Transfiguraciones y rutinas

Cambiar el mundo

Sin Autor

Por Pablo Domínguez.
@pablodguez_

Ha llegado la primavera radiante y luminosa. El azahar invade las calles con su olor. Los cantautores toman las plazas con el arma de sus guitarras. Los niños corretean tras las palomas con el cielo azul aún más intenso. Las cervezas con los amigos en una terraza se hace el plan más placentero mientras las tardes se alargan. Y entre todo ello, se ha cruzado el ecuador de la cuaresma. Vamos cayendo cada vez más en la cuenta de que algo grande está por cambiarnos la vida un año más: la gran noticia de que hay un amor incondicional, gratuito y puro por cada uno de nosotros, como seres únicos e irrepetibles en nuestra personalidad. Somos amados y abrazados desde la Cruz. Como el pelícano que rompe su propia carne para dar de comer a sus crías, así Cristo se parte para decirnos: “Te quiero, no estás solo”. Estremecedor.

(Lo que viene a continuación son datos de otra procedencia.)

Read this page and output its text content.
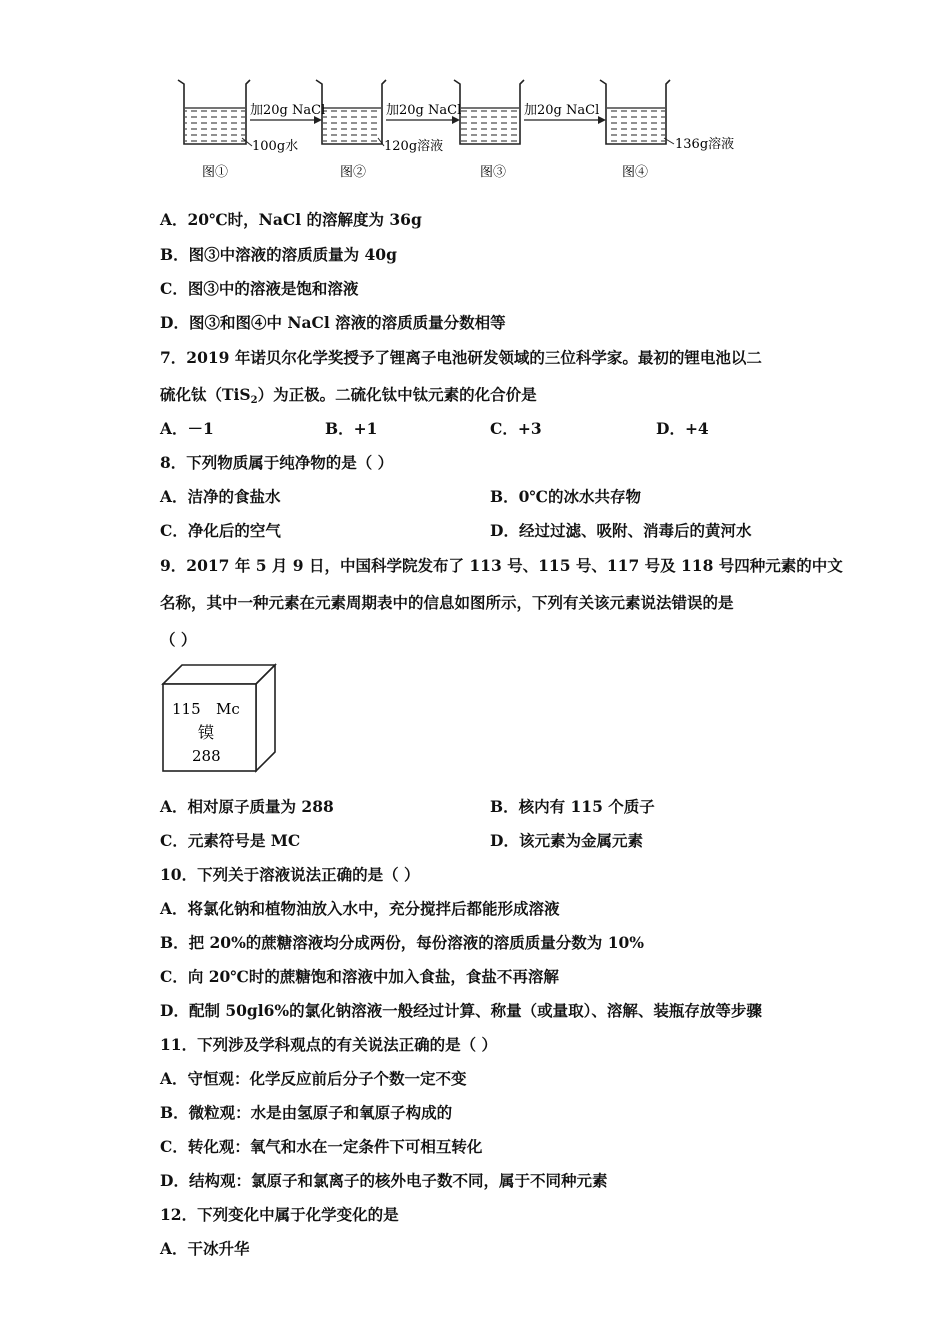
加20g NaCl	加20g NaCl	加20g NaCl
100g水	120g溶液	136g溶液
图①	图②	图③	图④
A．20℃时，NaCl 的溶解度为 36g
B．图③中溶液的溶质质量为 40g
C．图③中的溶液是饱和溶液
D．图③和图④中 NaCl 溶液的溶质质量分数相等
7．2019 年诺贝尔化学奖授予了锂离子电池研发领域的三位科学家。最初的锂电池以二
硫化钛（TiS$_2$）为正极。二硫化钛中钛元素的化合价是
A．－1	B．+1	C．+3	D．+4
8．下列物质属于纯净物的是（ ）
A．洁净的食盐水	B．0℃的冰水共存物
C．净化后的空气	D．经过过滤、吸附、消毒后的黄河水
9．2017 年 5 月 9 日，中国科学院发布了 113 号、115 号、117 号及 118 号四种元素的中文
名称，其中一种元素在元素周期表中的信息如图所示，下列有关该元素说法错误的是
（ ）
115 Mc
镆
288
A．相对原子质量为 288	B．核内有 115 个质子
C．元素符号是 MC	D．该元素为金属元素
10．下列关于溶液说法正确的是（ ）
A．将氯化钠和植物油放入水中，充分搅拌后都能形成溶液
B．把 20%的蔗糖溶液均分成两份，每份溶液的溶质质量分数为 10%
C．向 20℃时的蔗糖饱和溶液中加入食盐，食盐不再溶解
D．配制 50gl6%的氯化钠溶液一般经过计算、称量（或量取）、溶解、装瓶存放等步骤
11．下列涉及学科观点的有关说法正确的是（ ）
A．守恒观：化学反应前后分子个数一定不变
B．微粒观：水是由氢原子和氧原子构成的
C．转化观：氧气和水在一定条件下可相互转化
D．结构观：氯原子和氯离子的核外电子数不同，属于不同种元素
12．下列变化中属于化学变化的是
A．干冰升华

Así nos quiere el Padre: disfrutones de Él, amantes de la vida y de todo lo creado. Y a todo esto sale de nuestro interior: ¡Señor, qué bien se está aquí!

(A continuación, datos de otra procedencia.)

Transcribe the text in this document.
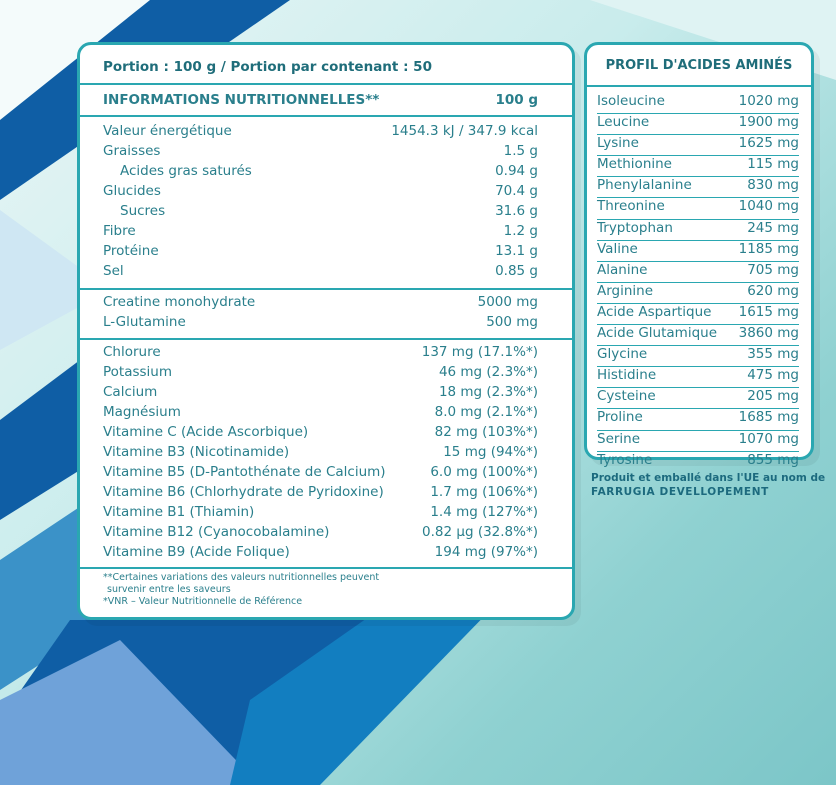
Portion : 100 g / Portion par contenant : 50
INFORMATIONS NUTRITIONNELLES**	100 g
Valeur énergétique	1454.3 kJ / 347.9 kcal
Graisses	1.5 g
Acides gras saturés	0.94 g
Glucides	70.4 g
Sucres	31.6 g
Fibre	1.2 g
Protéine	13.1 g
Sel	0.85 g
Creatine monohydrate	5000 mg
L-Glutamine	500 mg
Chlorure	137 mg (17.1%*)
Potassium	46 mg (2.3%*)
Calcium	18 mg (2.3%*)
Magnésium	8.0 mg (2.1%*)
Vitamine C (Acide Ascorbique)	82 mg (103%*)
Vitamine B3 (Nicotinamide)	15 mg (94%*)
Vitamine B5 (D-Pantothénate de Calcium)	6.0 mg (100%*)
Vitamine B6 (Chlorhydrate de Pyridoxine)	1.7 mg (106%*)
Vitamine B1 (Thiamin)	1.4 mg (127%*)
Vitamine B12 (Cyanocobalamine)	0.82 µg (32.8%*)
Vitamine B9 (Acide Folique)	194 mg (97%*)
**Certaines variations des valeurs nutritionnelles peuvent
survenir entre les saveurs
*VNR – Valeur Nutritionnelle de Référence
PROFIL D'ACIDES AMINÉS
Isoleucine	1020 mg
Leucine	1900 mg
Lysine	1625 mg
Methionine	115 mg
Phenylalanine	830 mg
Threonine	1040 mg
Tryptophan	245 mg
Valine	1185 mg
Alanine	705 mg
Arginine	620 mg
Acide Aspartique 1615 mg
Acide Glutamique 3860 mg
Glycine	355 mg
Histidine	475 mg
Cysteine	205 mg
Proline	1685 mg
Serine	1070 mg
Tyrosine	855 mg
Produit et emballé dans l'UE au nom de
FARRUGIA DEVELLOPEMENT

Jesús subió al monte con Pedro, Santiago y Juan para mostrarles su gloria, el adelanto del cielo. Pedro, dice lo que le sale de dentro: “¡Qué bien estamos aquí! Hagamos tres tiendas.” (Mt 17,1-9). ¡Quedemos aquí toda la vida a gustito!, le faltó añadir. Es tan difícil expresar lo que sentían los apóstoles en el Tabor que el evangelista Marcos recurre a una comparación: “Sus vestidos se volvieron resplandecientes y muy blancos, como la nieve. ¡Nadie en este mundo que los lavara podría dejarlos tan blancos” (Mc 9:3).

Nosotros también tenemos nuestros momentos de Tabor y queremos quedarnos para siempre en ellos. En una primavera eterna. Pero el Señor nos corta ese momento y nos envía a la rutina. Si estamos bien, ¿por qué nos interrumpes?

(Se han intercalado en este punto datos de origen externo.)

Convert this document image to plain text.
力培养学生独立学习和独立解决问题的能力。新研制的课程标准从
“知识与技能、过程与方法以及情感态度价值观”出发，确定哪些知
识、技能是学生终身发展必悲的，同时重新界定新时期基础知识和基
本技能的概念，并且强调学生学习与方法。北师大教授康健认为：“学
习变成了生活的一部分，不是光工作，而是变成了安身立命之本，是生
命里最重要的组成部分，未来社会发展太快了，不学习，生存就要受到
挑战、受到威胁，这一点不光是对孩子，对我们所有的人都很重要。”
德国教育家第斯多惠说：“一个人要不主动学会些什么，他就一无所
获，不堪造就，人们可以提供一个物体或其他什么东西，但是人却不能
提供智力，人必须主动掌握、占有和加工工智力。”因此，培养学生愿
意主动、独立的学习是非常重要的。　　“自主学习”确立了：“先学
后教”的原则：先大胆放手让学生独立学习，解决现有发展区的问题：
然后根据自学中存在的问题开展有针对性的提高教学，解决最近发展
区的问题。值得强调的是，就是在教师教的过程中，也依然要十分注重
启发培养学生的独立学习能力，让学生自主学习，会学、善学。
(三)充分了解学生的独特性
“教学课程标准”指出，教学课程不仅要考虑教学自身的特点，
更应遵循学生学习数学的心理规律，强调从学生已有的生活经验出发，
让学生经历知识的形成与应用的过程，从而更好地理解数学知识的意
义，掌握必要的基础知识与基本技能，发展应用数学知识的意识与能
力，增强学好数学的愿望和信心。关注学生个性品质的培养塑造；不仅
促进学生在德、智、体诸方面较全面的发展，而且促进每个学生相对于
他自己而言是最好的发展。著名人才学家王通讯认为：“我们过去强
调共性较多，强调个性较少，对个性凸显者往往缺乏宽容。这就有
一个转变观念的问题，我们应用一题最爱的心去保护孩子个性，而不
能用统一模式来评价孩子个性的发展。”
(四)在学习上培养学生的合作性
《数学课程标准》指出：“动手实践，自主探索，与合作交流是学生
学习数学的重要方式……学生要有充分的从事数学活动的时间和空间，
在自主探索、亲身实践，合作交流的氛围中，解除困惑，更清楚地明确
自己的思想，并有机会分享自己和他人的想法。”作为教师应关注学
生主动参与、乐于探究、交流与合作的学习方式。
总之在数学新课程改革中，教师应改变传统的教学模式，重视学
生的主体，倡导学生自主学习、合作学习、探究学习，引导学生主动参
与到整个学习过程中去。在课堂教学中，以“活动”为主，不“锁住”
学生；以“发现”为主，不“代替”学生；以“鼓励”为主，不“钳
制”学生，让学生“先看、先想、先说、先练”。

Quizá el Señor nos enseña que todo lo de aquí no es eterno, pero sí podemos disfrutarlo al máximo mientras sucede, la grandeza y a la vez la paradoja de lo efímero.

Pero lo más importante, pienso, es que la clave no está en quedarse a gustito en nuestro Tabor, sino una vez llenos de ese “cielo” a través de la presencia de nuestro Señor en nuestras vidas con la ayuda de todo lo creado y lo que amamos, una vez que la luz nos ha envuelto, no podemos quedarnos tomando el sol del bienestar que produce, sino llevarlo a todas partes y disfrutarlo así. En especial ahí donde duele, donde no es gratis, donde pierdes, donde muerde, donde no quieres. No es que el Señor nos quite la felicidad del Tabor, sino que quiere que la tengamos independientemente de donde nos encontremos. Hacer con nuestra forma de vivir un lugar donde los otros estén bien. Y ahí, justo ahí, la felicidad se multiplicará.

Podrás decir en mitad de la brega diaria, la rutina ya pesada, el momento difícil, el compañero que me cae mal: “Qué bien se está aquí, Señor. No hay otro lugar donde estar mejor”, porque brilla tu luz en mi multiplicada cuando la doy. Y vivirás las palabras del profeta Isaías: “Entonces nacerá tu luz como el alba, y tu salvación se dejará ver pronto; e irá tu justicia delante de ti, y la gloria de Dios será tu retaguardia.”.

La gloria, su resplandor, el Tabor, irá detrás de ti donde tú camines.